Rewriting History in the Age of #MeToo

Lecture | November 13 | 4-6 p.m. | 3335 Dwinelle Hall

 Amy Stanley, Associate Professor of History, Northwestern University

 Department of History, Center for Japanese Studies (CJS), Department of History Committee on Equity, Diversity, and Inclusion (CEDI), History Graduate Association (HGA)

The #MeToo movement is now over a year old, but over the past few weeks its stakes have become increasingly clear, not only in American culture and politics but also in many of our intellectual lives as historians. This talk considers how the rallying call “believe women” challenges our epistemology and might lead us to a different approach to our evidence. The sources are drawn from an early nineteenth-century Buddhist temple in rural Japan, but the problem they present is familiar to both historians and feminist activists: sexual assault often causes a rupture or fracturing of conventional narrative. What do we do with the silences and changing accounts? Which stories do we tell? And, ultimately, who do we believe?

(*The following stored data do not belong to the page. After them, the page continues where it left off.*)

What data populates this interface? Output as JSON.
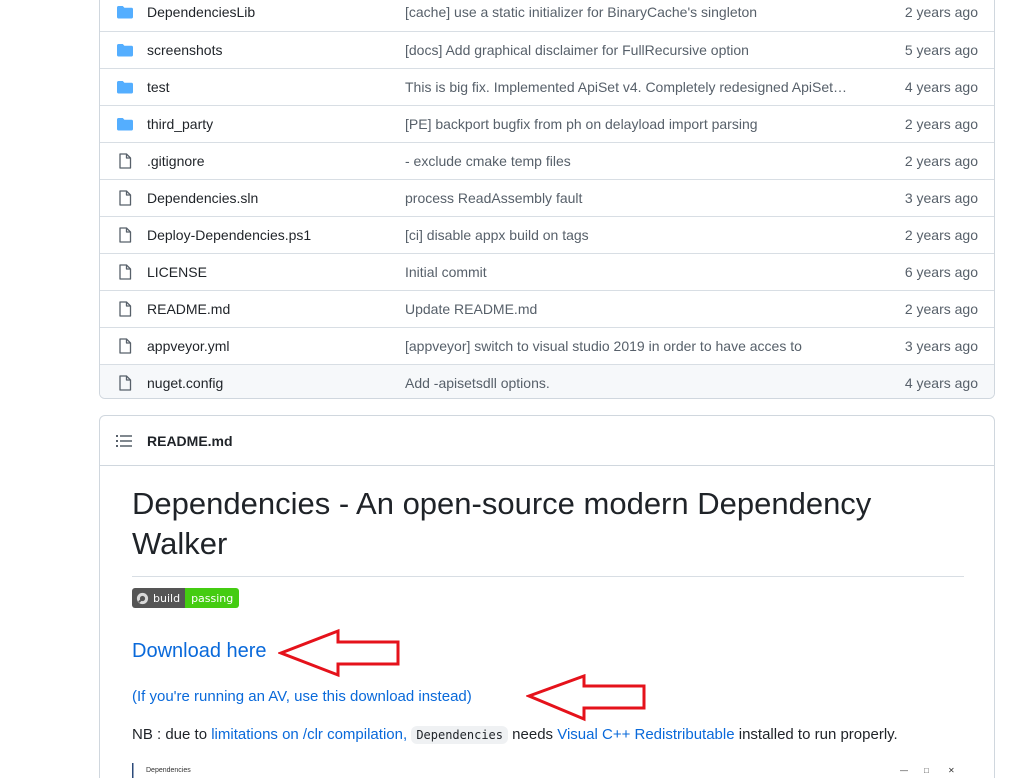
{
  "files": [
    {
      "type": "dir",
      "name": "DependenciesLib",
      "message": "[cache] use a static initializer for BinaryCache's singleton",
      "age": "2 years ago"
    },
    {
      "type": "dir",
      "name": "screenshots",
      "message": "[docs] Add graphical disclaimer for FullRecursive option",
      "age": "5 years ago"
    },
    {
      "type": "dir",
      "name": "test",
      "message": "This is big fix. Implemented ApiSet v4. Completely redesigned ApiSet …",
      "age": "4 years ago"
    },
    {
      "type": "dir",
      "name": "third_party",
      "message": "[PE] backport bugfix from ph on delayload import parsing",
      "age": "2 years ago"
    },
    {
      "type": "file",
      "name": ".gitignore",
      "message": "- exclude cmake temp files",
      "age": "2 years ago"
    },
    {
      "type": "file",
      "name": "Dependencies.sln",
      "message": "process ReadAssembly fault",
      "age": "3 years ago"
    },
    {
      "type": "file",
      "name": "Deploy-Dependencies.ps1",
      "message": "[ci] disable appx build on tags",
      "age": "2 years ago"
    },
    {
      "type": "file",
      "name": "LICENSE",
      "message": "Initial commit",
      "age": "6 years ago"
    },
    {
      "type": "file",
      "name": "README.md",
      "message": "Update README.md",
      "age": "2 years ago"
    },
    {
      "type": "file",
      "name": "appveyor.yml",
      "message": "[appveyor] switch to visual studio 2019 in order to have acces to",
      "age": "3 years ago"
    },
    {
      "type": "file",
      "name": "nuget.config",
      "message": "Add -apisetsdll options.",
      "age": "4 years ago"
    }
  ],
  "readme": {
    "header_title": "README.md",
    "h1": "Dependencies - An open-source modern Dependency Walker",
    "badge": {
      "left": "build",
      "right": "passing"
    },
    "download_link": "Download here",
    "av_link": "(If you're running an AV, use this download instead)",
    "nb": {
      "prefix": "NB : due to ",
      "link1": "limitations on /clr compilation,",
      "code": "Dependencies",
      "middle": " needs ",
      "link2": "Visual C++ Redistributable",
      "suffix": " installed to run properly."
    },
    "screenshot_title": "Dependencies",
    "screenshot_controls": [
      "—",
      "□",
      "✕"
    ]
  },
  "colors": {
    "folder": "#54aeff",
    "link": "#0969da",
    "annotation_arrow": "#e5121b",
    "badge_pass": "#44cc11"
  }
}
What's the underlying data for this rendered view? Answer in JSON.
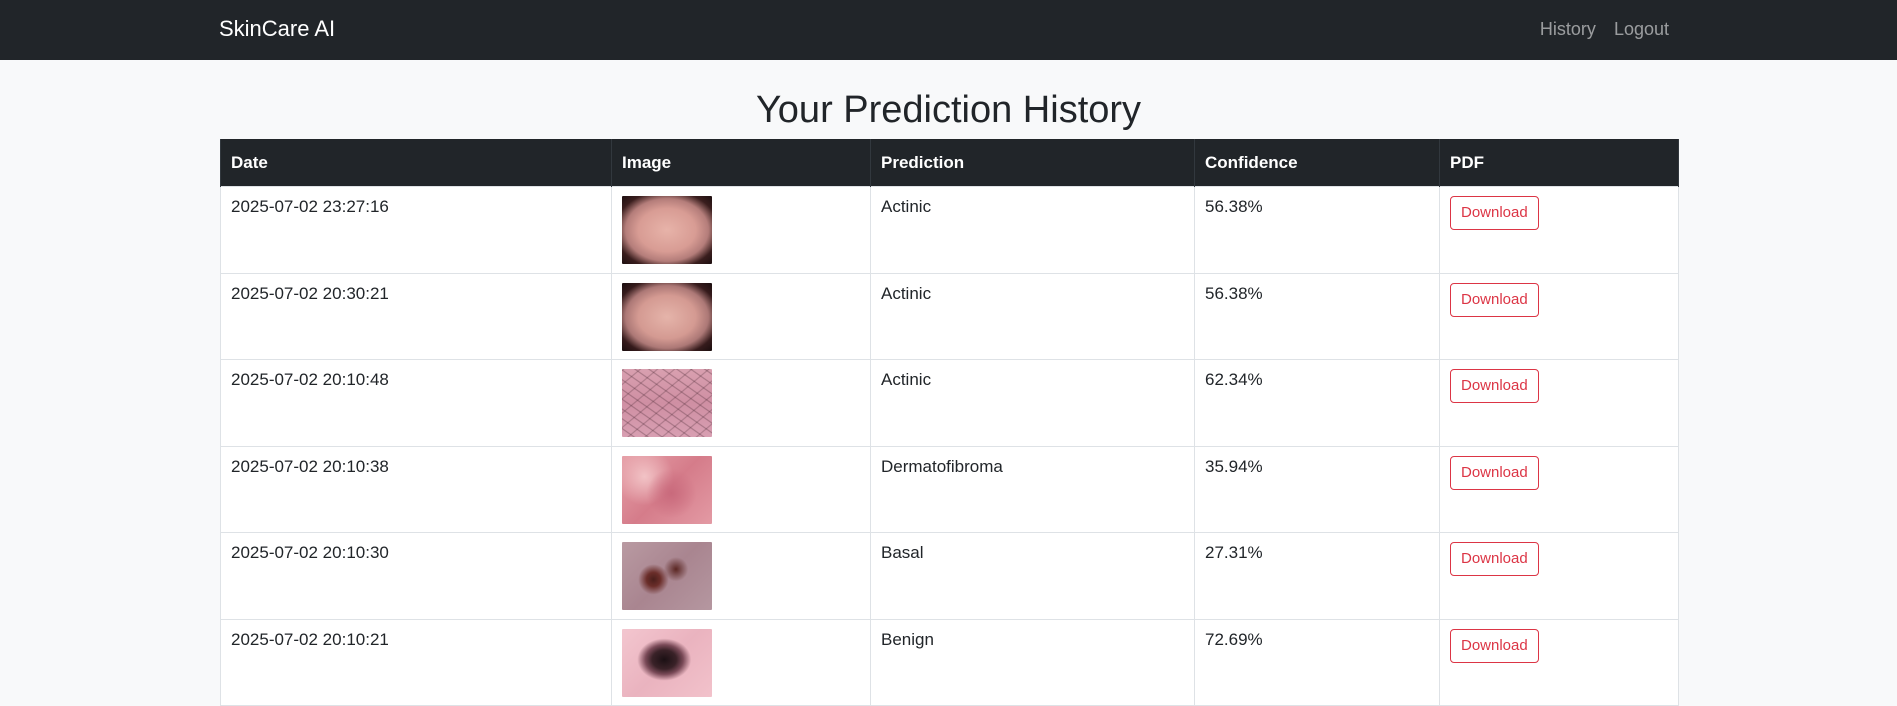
{
  "navbar": {
    "brand": "SkinCare AI",
    "links": [
      "History",
      "Logout"
    ]
  },
  "page": {
    "title": "Your Prediction History"
  },
  "table": {
    "headers": [
      "Date",
      "Image",
      "Prediction",
      "Confidence",
      "PDF"
    ],
    "rows": [
      {
        "date": "2025-07-02 23:27:16",
        "prediction": "Actinic",
        "confidence": "56.38%",
        "pdf_label": "Download"
      },
      {
        "date": "2025-07-02 20:30:21",
        "prediction": "Actinic",
        "confidence": "56.38%",
        "pdf_label": "Download"
      },
      {
        "date": "2025-07-02 20:10:48",
        "prediction": "Actinic",
        "confidence": "62.34%",
        "pdf_label": "Download"
      },
      {
        "date": "2025-07-02 20:10:38",
        "prediction": "Dermatofibroma",
        "confidence": "35.94%",
        "pdf_label": "Download"
      },
      {
        "date": "2025-07-02 20:10:30",
        "prediction": "Basal",
        "confidence": "27.31%",
        "pdf_label": "Download"
      },
      {
        "date": "2025-07-02 20:10:21",
        "prediction": "Benign",
        "confidence": "72.69%",
        "pdf_label": "Download"
      }
    ]
  }
}
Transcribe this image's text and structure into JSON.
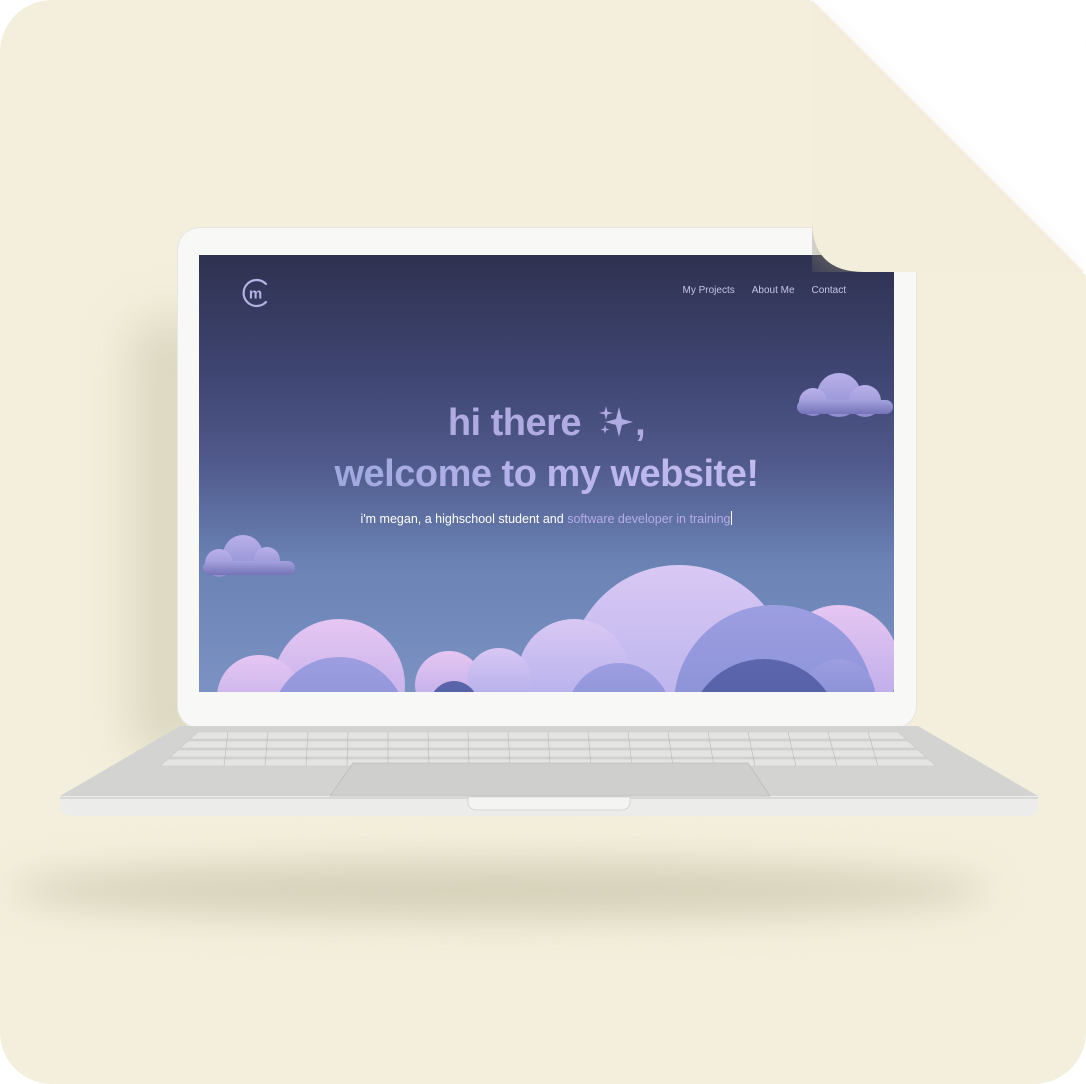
{
  "brand": {
    "logo_letter": "m"
  },
  "nav": {
    "items": [
      "My Projects",
      "About Me",
      "Contact"
    ]
  },
  "hero": {
    "line1": "hi there",
    "sparkle": "✨",
    "comma": ",",
    "line2": "welcome to my website!",
    "tagline_plain": "i'm megan, a highschool student and ",
    "tagline_highlight": "software developer in training"
  },
  "colors": {
    "page_bg": "#f3efdc",
    "screen_top": "#2f3150",
    "screen_bottom": "#7b92c3",
    "accent": "#b0abe2",
    "laptop_body": "#f8f8f7"
  }
}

Amy Stanley is an associate professor in the Department of History at Northwestern University, where she teaches Japanese and global history. Her publications include Selling Women: Prostitution, Markets, and the Household in Early Modern Japan (University of California Press, 2012) and articles in The American Historical Review, The Journal of Asian Studies, and The Journal of Japanese Studies. She is currently at work on a new book, Stranger in the Shogun’s City: A Japanese Woman and Her Worlds, which is forthcoming from Scribner in 2020.